Hybrid Top-Down Global Causal Discovery with Local Search for Linear and Nonlinear Additive Noise Models
Sujai Hiremath, Jacqueline R. M. A. Maasch, Mengxiao Gao, Promit Ghosal, Kyra Gan
TL;DR
The paper tackles scalable causal discovery from observational data by combining local-to-global reasoning with top-down and nonparametric edge pruning. It introduces two hierarchical topological sort algorithms: LHTS for linear non-Gaussian ANMs and NHTS for nonlinear ANMs, each exploiting local ancestral or parental relationships to reduce regressions and conditioning set sizes. A nonparametric constraint-based edge discovery (ED) step then prunes spurious edges using targeted conditioning, with theoretical guarantees and polynomial-time complexities. Empirically, the methods yield higher topological accuracy and edge-recovery rates than state-of-the-art baselines on synthetic data, particularly in sparse graphs, while offering favorable runtimes for nonlinear settings.
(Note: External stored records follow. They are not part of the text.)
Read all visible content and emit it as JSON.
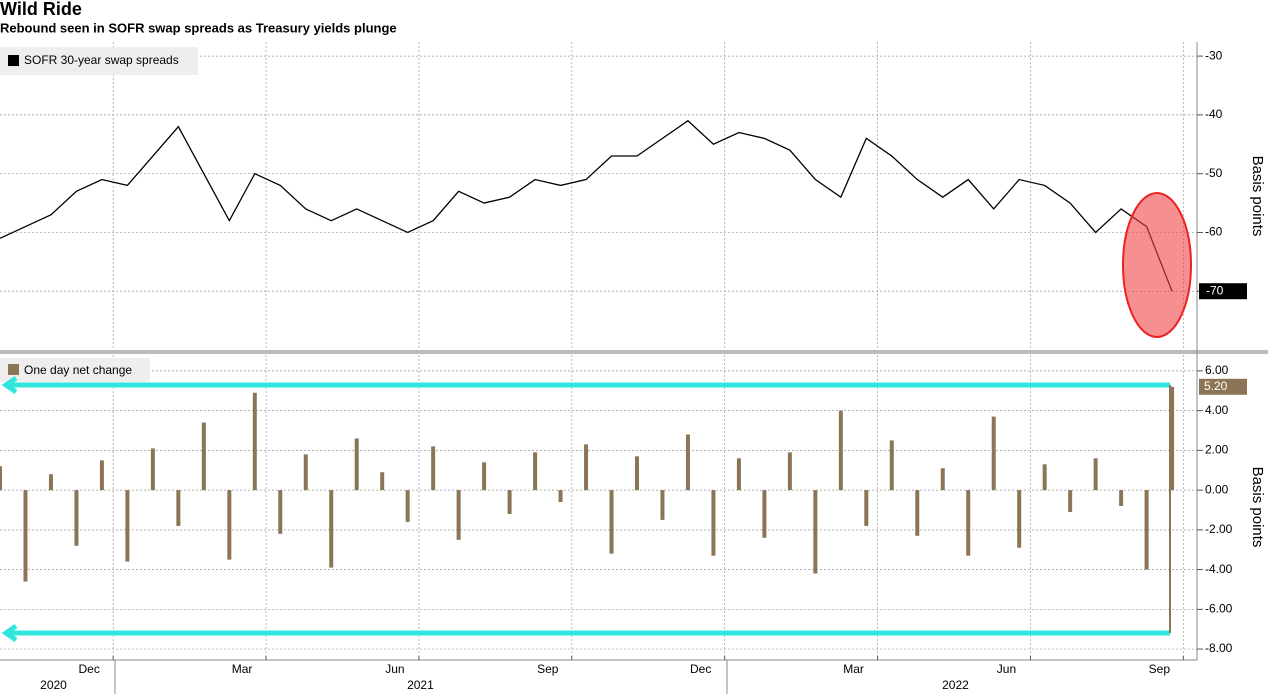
{
  "chart_data": [
    {
      "type": "line",
      "title": "Wild Ride",
      "subtitle": "Rebound seen in SOFR swap spreads as Treasury yields plunge",
      "ylabel": "Basis points",
      "x": [
        -2.25,
        -1.75,
        -1.25,
        -0.75,
        -0.25,
        0.25,
        0.75,
        1.25,
        1.75,
        2.25,
        2.75,
        3.25,
        3.75,
        4.25,
        4.75,
        5.25,
        5.75,
        6.25,
        6.75,
        7.25,
        7.75,
        8.25,
        8.75,
        9.25,
        9.75,
        10.25,
        10.75,
        11.25,
        11.75,
        12.25,
        12.75,
        13.25,
        13.75,
        14.25,
        14.75,
        15.25,
        15.75,
        16.25,
        16.75,
        17.25,
        17.75,
        18.25,
        18.75,
        19.25,
        19.75,
        20.25,
        20.75
      ],
      "series": [
        {
          "name": "SOFR 30-year swap spreads",
          "color": "#000000",
          "values": [
            -61,
            -59,
            -57,
            -53,
            -51,
            -52,
            -47,
            -42,
            -50,
            -58,
            -50,
            -52,
            -56,
            -58,
            -56,
            -58,
            -60,
            -58,
            -53,
            -55,
            -54,
            -51,
            -52,
            -51,
            -47,
            -47,
            -44,
            -41,
            -45,
            -43,
            -44,
            -46,
            -51,
            -54,
            -44,
            -47,
            -51,
            -54,
            -51,
            -56,
            -51,
            -52,
            -55,
            -60,
            -56,
            -59,
            -70
          ]
        }
      ],
      "xlim": [
        -2.25,
        21.2
      ],
      "ylim": [
        -80,
        -27.6
      ],
      "xticks": [
        {
          "value": -0.5,
          "label": "Dec"
        },
        {
          "value": 2.5,
          "label": "Mar"
        },
        {
          "value": 5.5,
          "label": "Jun"
        },
        {
          "value": 8.5,
          "label": "Sep"
        },
        {
          "value": 11.5,
          "label": "Dec"
        },
        {
          "value": 14.5,
          "label": "Mar"
        },
        {
          "value": 17.5,
          "label": "Jun"
        },
        {
          "value": 20.5,
          "label": "Sep"
        }
      ],
      "year_labels": [
        {
          "value": -1.2,
          "label": "2020"
        },
        {
          "value": 6,
          "label": "2021"
        },
        {
          "value": 16.5,
          "label": "2022"
        }
      ],
      "yticks": [
        -30,
        -40,
        -50,
        -60,
        -70
      ],
      "grid": true
    },
    {
      "type": "bar",
      "ylabel": "Basis points",
      "x": [
        -2.25,
        -1.75,
        -1.25,
        -0.75,
        -0.25,
        0.25,
        0.75,
        1.25,
        1.75,
        2.25,
        2.75,
        3.25,
        3.75,
        4.25,
        4.75,
        5.25,
        5.75,
        6.25,
        6.75,
        7.25,
        7.75,
        8.25,
        8.75,
        9.25,
        9.75,
        10.25,
        10.75,
        11.25,
        11.75,
        12.25,
        12.75,
        13.25,
        13.75,
        14.25,
        14.75,
        15.25,
        15.75,
        16.25,
        16.75,
        17.25,
        17.75,
        18.25,
        18.75,
        19.25,
        19.75,
        20.25,
        20.75
      ],
      "series": [
        {
          "name": "One day net change",
          "color": "#8c7556",
          "values": [
            1.2,
            -4.6,
            0.8,
            -2.8,
            1.5,
            -3.6,
            2.1,
            -1.8,
            3.4,
            -3.5,
            4.9,
            -2.2,
            1.8,
            -3.9,
            2.6,
            0.9,
            -1.6,
            2.2,
            -2.5,
            1.4,
            -1.2,
            1.9,
            -0.6,
            2.3,
            -3.2,
            1.7,
            -1.5,
            2.8,
            -3.3,
            1.6,
            -2.4,
            1.9,
            -4.2,
            4.0,
            -1.8,
            2.5,
            -2.3,
            1.1,
            -3.3,
            3.7,
            -2.9,
            1.3,
            -1.1,
            1.6,
            -0.8,
            -4.0,
            5.2
          ],
          "value_labels": [
            null,
            null,
            null,
            null,
            null,
            null,
            null,
            null,
            null,
            null,
            null,
            null,
            null,
            null,
            null,
            null,
            null,
            null,
            null,
            null,
            null,
            null,
            null,
            null,
            null,
            null,
            null,
            null,
            null,
            null,
            null,
            null,
            null,
            null,
            null,
            null,
            null,
            null,
            null,
            null,
            null,
            null,
            null,
            null,
            null,
            null,
            "5.20"
          ]
        }
      ],
      "xlim": [
        -2.25,
        21.2
      ],
      "ylim": [
        -8.55,
        6.8
      ],
      "yticks": [
        {
          "value": 6,
          "label": "6.00"
        },
        {
          "value": 4,
          "label": "4.00"
        },
        {
          "value": 2,
          "label": "2.00"
        },
        {
          "value": 0,
          "label": "0.00"
        },
        {
          "value": -2,
          "label": "-2.00"
        },
        {
          "value": -4,
          "label": "-4.00"
        },
        {
          "value": -6,
          "label": "-6.00"
        },
        {
          "value": -8,
          "label": "-8.00"
        }
      ],
      "grid": true
    }
  ]
}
Collectively, the work advances efficient, flexible causal discovery across linear and nonlinear regimes with measurable practical impact for high-dimensional applications.
Abstract
Learning the unique directed acyclic graph corresponding to an unknown causal model is a challenging task. Methods based on functional causal models can identify a unique graph, but either suffer from the curse of dimensionality or impose strong parametric assumptions. To address these challenges, we propose a novel hybrid approach for global causal discovery in observational data that leverages local causal substructures. We first present a topological sorting algorithm that leverages ancestral relationships in linear structural causal models to establish a compact top-down hierarchical ordering, encoding more causal information than linear orderings produced by existing methods. We demonstrate that this approach generalizes to nonlinear settings with arbitrary noise. We then introduce a nonparametric constraint-based algorithm that prunes spurious edges by searching for local conditioning sets, achieving greater accuracy than current methods. We provide theoretical guarantees for correctness and worst-case polynomial time complexities, with empirical validation on synthetic data.